Like most of the patients in the room, he
stares inertly at the ceiling. It is a look that distinguishes the victims from those
who, like me, simply belong to the aftermath. Some of them lie in the same wave-stricken
clothes they were wearing when it came. Even if they have been reclothed and bandaged
and washed free of the silt, they still seem marked, set apart somehow.
It is the same look that I saw in my
father’s friends when they returned from the war. I could pick out the men who had
been at the pulse of it without even knowing their name or rank.
Wave or war, it doesn’t matter: they
both leave a ghost in the eyes. It is hard to imagine Alice wearing the same shapeless
expression that I see in James now, even though I know that, somehow, she too will bear
it.
Freda was right when she said that the war
had altered everything. Pete’s homecoming was not what it should have been. Things
didn’t click back into place; they became more fractured.
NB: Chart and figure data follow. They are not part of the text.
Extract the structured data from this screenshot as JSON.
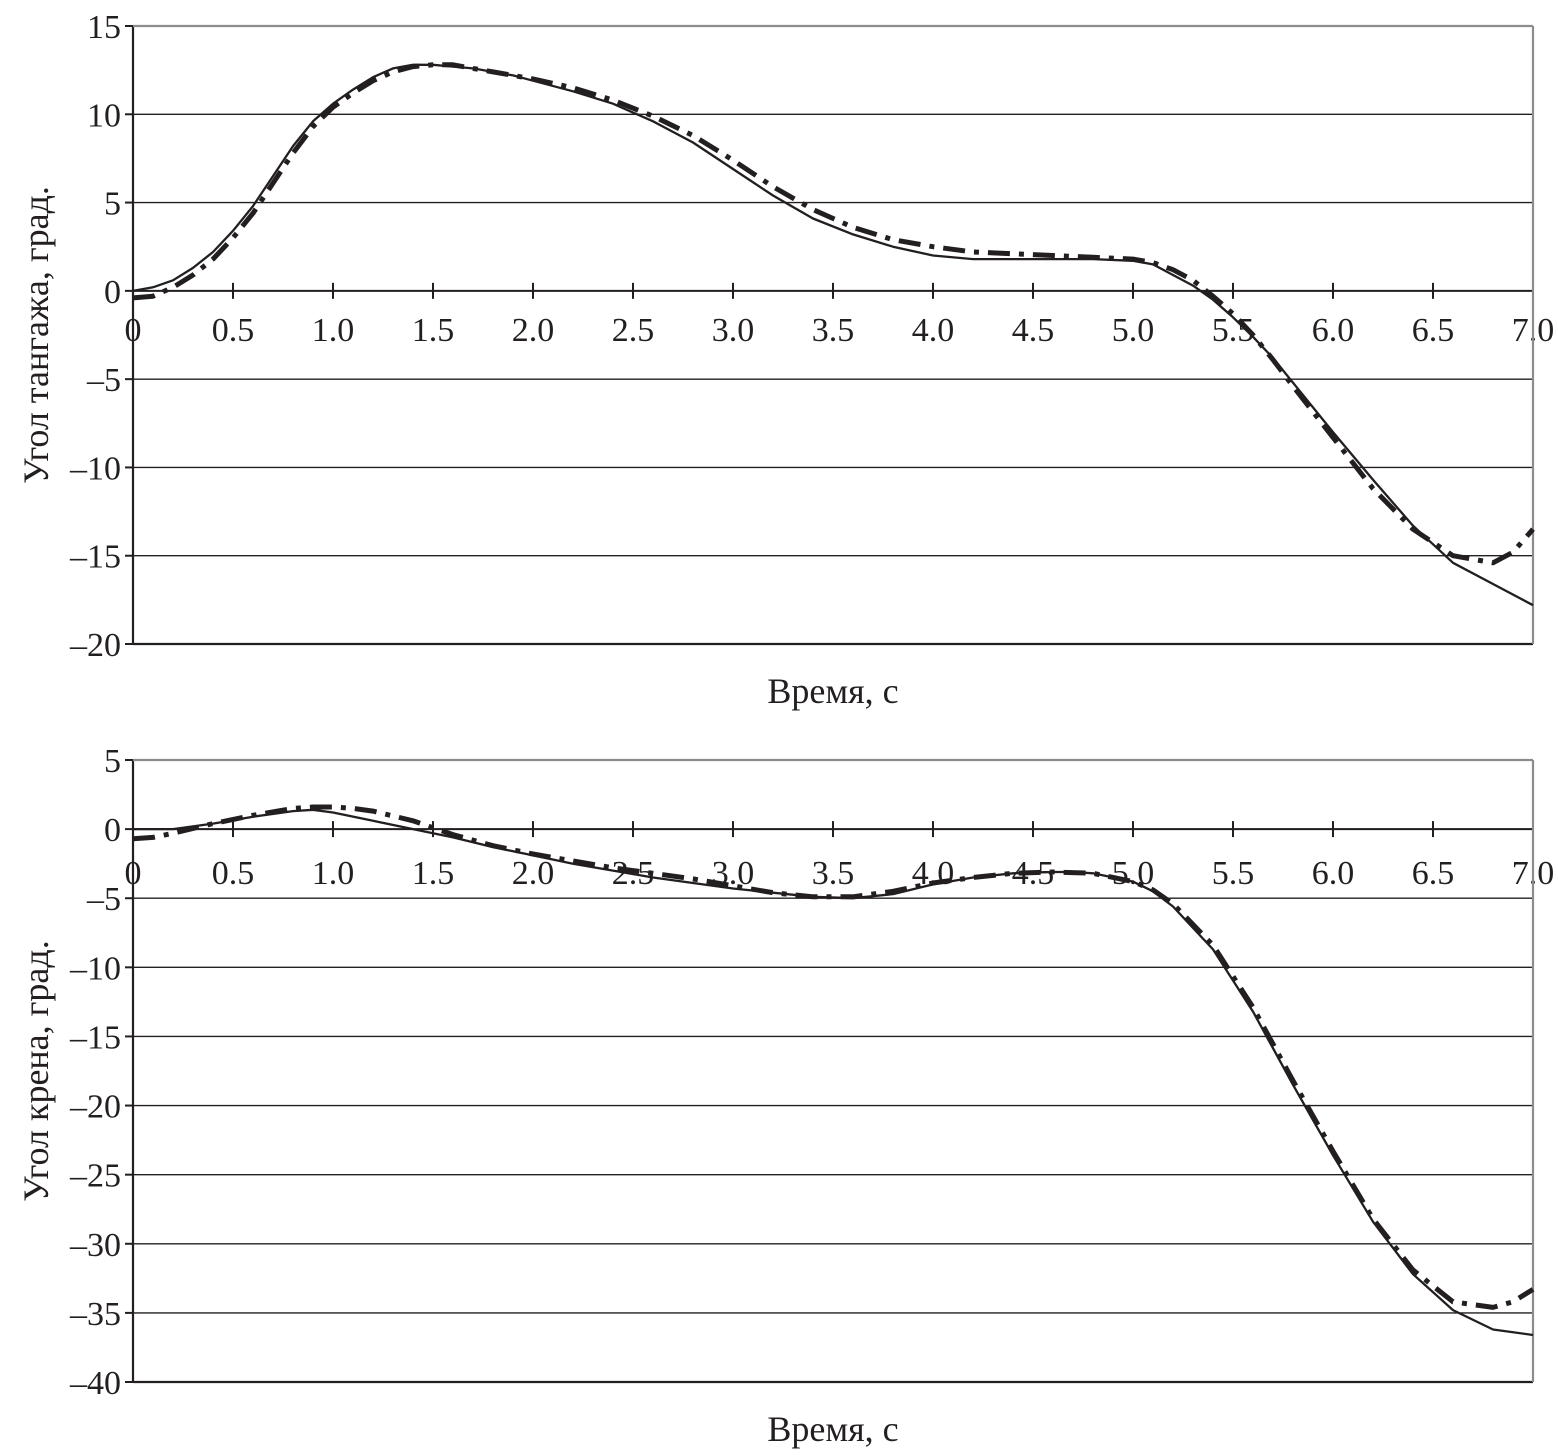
{
  "chart_data": [
    {
      "type": "line",
      "ylabel": "Угол тангажа, град.",
      "xlabel": "Время, с",
      "xlim": [
        0,
        7.0
      ],
      "ylim": [
        -20,
        15
      ],
      "x_ticks": [
        "0",
        "0.5",
        "1.0",
        "1.5",
        "2.0",
        "2.5",
        "3.0",
        "3.5",
        "4.0",
        "4.5",
        "5.0",
        "5.5",
        "6.0",
        "6.5",
        "7.0"
      ],
      "y_ticks": [
        "15",
        "10",
        "5",
        "0",
        "–5",
        "–10",
        "–15",
        "–20"
      ],
      "grid": "horizontal",
      "series": [
        {
          "style": "solid",
          "x": [
            0,
            0.1,
            0.2,
            0.3,
            0.4,
            0.5,
            0.6,
            0.7,
            0.8,
            0.9,
            1.0,
            1.1,
            1.2,
            1.3,
            1.4,
            1.5,
            1.6,
            1.7,
            1.8,
            1.9,
            2.0,
            2.2,
            2.4,
            2.6,
            2.8,
            3.0,
            3.2,
            3.4,
            3.6,
            3.8,
            4.0,
            4.2,
            4.4,
            4.6,
            4.8,
            5.0,
            5.1,
            5.2,
            5.3,
            5.4,
            5.5,
            5.6,
            5.7,
            5.8,
            6.0,
            6.2,
            6.4,
            6.6,
            6.8,
            7.0
          ],
          "y": [
            0.0,
            0.2,
            0.6,
            1.3,
            2.2,
            3.4,
            4.8,
            6.5,
            8.2,
            9.6,
            10.6,
            11.4,
            12.1,
            12.6,
            12.8,
            12.8,
            12.7,
            12.6,
            12.4,
            12.2,
            11.9,
            11.3,
            10.6,
            9.6,
            8.4,
            6.9,
            5.4,
            4.1,
            3.2,
            2.5,
            2.0,
            1.8,
            1.8,
            1.8,
            1.8,
            1.7,
            1.5,
            0.9,
            0.3,
            -0.5,
            -1.5,
            -2.6,
            -3.8,
            -5.2,
            -8.0,
            -10.7,
            -13.3,
            -15.4,
            -16.6,
            -17.8
          ]
        },
        {
          "style": "dash-dot",
          "x": [
            0,
            0.1,
            0.2,
            0.3,
            0.4,
            0.5,
            0.6,
            0.7,
            0.8,
            0.9,
            1.0,
            1.1,
            1.2,
            1.3,
            1.4,
            1.5,
            1.6,
            1.7,
            1.8,
            1.9,
            2.0,
            2.2,
            2.4,
            2.6,
            2.8,
            3.0,
            3.2,
            3.4,
            3.6,
            3.8,
            4.0,
            4.2,
            4.4,
            4.6,
            4.8,
            5.0,
            5.1,
            5.2,
            5.3,
            5.4,
            5.5,
            5.6,
            5.7,
            5.8,
            6.0,
            6.2,
            6.4,
            6.6,
            6.8,
            6.9,
            7.0
          ],
          "y": [
            -0.4,
            -0.3,
            0.2,
            0.9,
            1.8,
            3.0,
            4.4,
            6.1,
            7.8,
            9.3,
            10.4,
            11.2,
            11.9,
            12.4,
            12.7,
            12.8,
            12.8,
            12.6,
            12.4,
            12.2,
            12.0,
            11.5,
            10.8,
            9.9,
            8.8,
            7.4,
            5.9,
            4.6,
            3.6,
            2.9,
            2.5,
            2.2,
            2.1,
            2.0,
            1.9,
            1.8,
            1.6,
            1.2,
            0.6,
            -0.3,
            -1.3,
            -2.5,
            -3.9,
            -5.4,
            -8.3,
            -11.2,
            -13.5,
            -15.0,
            -15.4,
            -14.8,
            -13.5
          ]
        }
      ]
    },
    {
      "type": "line",
      "ylabel": "Угол крена, град.",
      "xlabel": "Время, с",
      "xlim": [
        0,
        7.0
      ],
      "ylim": [
        -40,
        5
      ],
      "x_ticks": [
        "0",
        "0.5",
        "1.0",
        "1.5",
        "2.0",
        "2.5",
        "3.0",
        "3.5",
        "4.0",
        "4.5",
        "5.0",
        "5.5",
        "6.0",
        "6.5",
        "7.0"
      ],
      "y_ticks": [
        "5",
        "0",
        "–5",
        "–10",
        "–15",
        "–20",
        "–25",
        "–30",
        "–35",
        "–40"
      ],
      "grid": "horizontal",
      "series": [
        {
          "style": "solid",
          "x": [
            0,
            0.2,
            0.4,
            0.6,
            0.8,
            0.9,
            1.0,
            1.2,
            1.4,
            1.6,
            1.8,
            2.0,
            2.2,
            2.4,
            2.6,
            2.8,
            3.0,
            3.2,
            3.4,
            3.6,
            3.8,
            4.0,
            4.2,
            4.4,
            4.6,
            4.7,
            4.8,
            5.0,
            5.1,
            5.2,
            5.4,
            5.6,
            5.8,
            6.0,
            6.2,
            6.4,
            6.6,
            6.8,
            7.0
          ],
          "y": [
            0.0,
            0.0,
            0.4,
            0.9,
            1.3,
            1.4,
            1.2,
            0.6,
            0.0,
            -0.6,
            -1.3,
            -1.9,
            -2.5,
            -3.0,
            -3.5,
            -3.9,
            -4.3,
            -4.6,
            -4.9,
            -5.0,
            -4.7,
            -4.0,
            -3.5,
            -3.2,
            -3.1,
            -3.1,
            -3.2,
            -3.8,
            -4.5,
            -5.6,
            -8.7,
            -13.2,
            -18.5,
            -23.6,
            -28.4,
            -32.2,
            -34.8,
            -36.2,
            -36.6
          ]
        },
        {
          "style": "dash-dot",
          "x": [
            0,
            0.1,
            0.2,
            0.4,
            0.6,
            0.8,
            0.9,
            1.0,
            1.1,
            1.2,
            1.4,
            1.6,
            1.8,
            2.0,
            2.2,
            2.4,
            2.6,
            2.8,
            3.0,
            3.2,
            3.4,
            3.6,
            3.8,
            4.0,
            4.2,
            4.4,
            4.6,
            4.8,
            5.0,
            5.1,
            5.2,
            5.4,
            5.6,
            5.8,
            6.0,
            6.2,
            6.4,
            6.6,
            6.8,
            6.9,
            7.0
          ],
          "y": [
            -0.7,
            -0.6,
            -0.3,
            0.4,
            1.0,
            1.5,
            1.6,
            1.6,
            1.5,
            1.3,
            0.6,
            -0.4,
            -1.2,
            -1.8,
            -2.3,
            -2.8,
            -3.2,
            -3.6,
            -4.1,
            -4.6,
            -4.9,
            -4.9,
            -4.5,
            -3.9,
            -3.5,
            -3.2,
            -3.1,
            -3.2,
            -3.8,
            -4.4,
            -5.4,
            -8.4,
            -12.9,
            -18.2,
            -23.3,
            -28.2,
            -31.9,
            -34.2,
            -34.6,
            -34.2,
            -33.3
          ]
        }
      ]
    }
  ]
}
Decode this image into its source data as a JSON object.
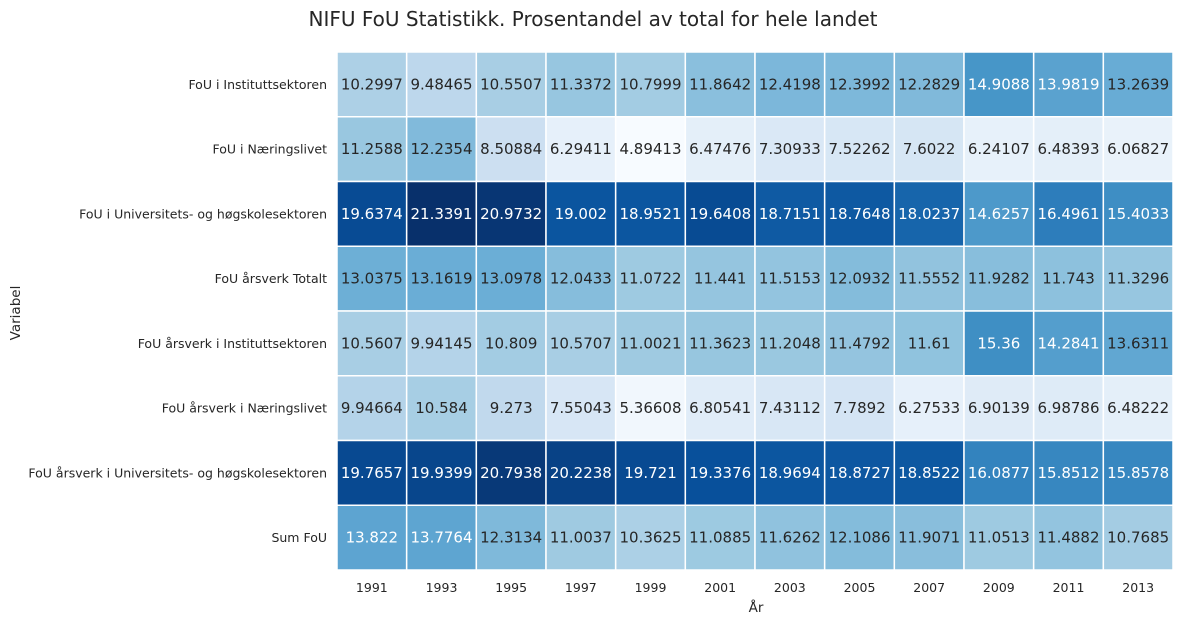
{
  "chart_data": {
    "type": "heatmap",
    "title": "NIFU FoU Statistikk. Prosentandel av total for hele landet",
    "xlabel": "År",
    "ylabel": "Variabel",
    "x_categories": [
      "1991",
      "1993",
      "1995",
      "1997",
      "1999",
      "2001",
      "2003",
      "2005",
      "2007",
      "2009",
      "2011",
      "2013"
    ],
    "y_categories": [
      "FoU i Instituttsektoren",
      "FoU i Næringslivet",
      "FoU i Universitets- og høgskolesektoren",
      "FoU årsverk Totalt",
      "FoU årsverk i Instituttsektoren",
      "FoU årsverk i Næringslivet",
      "FoU årsverk i Universitets- og høgskolesektoren",
      "Sum FoU"
    ],
    "values": [
      [
        "10.2997",
        "9.48465",
        "10.5507",
        "11.3372",
        "10.7999",
        "11.8642",
        "12.4198",
        "12.3992",
        "12.2829",
        "14.9088",
        "13.9819",
        "13.2639"
      ],
      [
        "11.2588",
        "12.2354",
        "8.50884",
        "6.29411",
        "4.89413",
        "6.47476",
        "7.30933",
        "7.52262",
        "7.6022",
        "6.24107",
        "6.48393",
        "6.06827"
      ],
      [
        "19.6374",
        "21.3391",
        "20.9732",
        "19.002",
        "18.9521",
        "19.6408",
        "18.7151",
        "18.7648",
        "18.0237",
        "14.6257",
        "16.4961",
        "15.4033"
      ],
      [
        "13.0375",
        "13.1619",
        "13.0978",
        "12.0433",
        "11.0722",
        "11.441",
        "11.5153",
        "12.0932",
        "11.5552",
        "11.9282",
        "11.743",
        "11.3296"
      ],
      [
        "10.5607",
        "9.94145",
        "10.809",
        "10.5707",
        "11.0021",
        "11.3623",
        "11.2048",
        "11.4792",
        "11.61",
        "15.36",
        "14.2841",
        "13.6311"
      ],
      [
        "9.94664",
        "10.584",
        "9.273",
        "7.55043",
        "5.36608",
        "6.80541",
        "7.43112",
        "7.7892",
        "6.27533",
        "6.90139",
        "6.98786",
        "6.48222"
      ],
      [
        "19.7657",
        "19.9399",
        "20.7938",
        "20.2238",
        "19.721",
        "19.3376",
        "18.9694",
        "18.8727",
        "18.8522",
        "16.0877",
        "15.8512",
        "15.8578"
      ],
      [
        "13.822",
        "13.7764",
        "12.3134",
        "11.0037",
        "10.3625",
        "11.0885",
        "11.6262",
        "12.1086",
        "11.9071",
        "11.0513",
        "11.4882",
        "10.7685"
      ]
    ],
    "colormap": "Blues",
    "vmin": 4.89413,
    "vmax": 21.3391,
    "grid": false,
    "legend": "none"
  }
}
He returned to Wilton after two months. When
I opened the door to see him standing on the other side of it, I felt nothing but
relief. Any desire to ask after his absence vanished with the sight of him. He had come
back and sought me out and that was all that mattered.
‘I’ve come to collect my
belongings,’ he said, fixing his stare to the doorstep. Any greeting that he did
offer was empty of warmth. I led him upstairs. His pile of possessions rested now at the
foot of the bed that Mama and I shared.
‘You kept my letters,’ I said,
pointing to the shoebox, which I had set apart from the rest. He looked up for the
briefest of moments and I saw in his eyes a fissure of sadness, or shock, perhaps, at my
candour.
‘You had no right to go through my
trunk.’ His manner was uncertain.
‘It was too heavy for Mama and me to
carry … and the farmer’s wife insisted we take your belongings. She said
you’d lost your job.’
He seemed impatient suddenly, as if deciding
that he had already stayed too long. ‘Where will you find work?’ I
asked.
‘Violet, please, it’s best if
you don’t – If you could help me carry everything down the stairs, I’ll be
on my way.’
‘But where are you staying? I’ll
walk there with you. You won’t be able to carry it all by yourself.’
He fidgeted reluctantly at my suggestion but
then, after a pause, relented. He was staying at the Pembroke Inn. We ferried his
belongings down from the bedroom until only the box
of letters
remained upstairs. I turned to go back for them but he stopped me.
‘Keep the rest. I’ve no
need …’
I reddened and busied myself with his
possessions, loading them into two old sacks which I had retrieved from the larder.
‘Pete,’ I murmured, once we had
set off towards the inn. ‘Please tell me – what’s the matter?’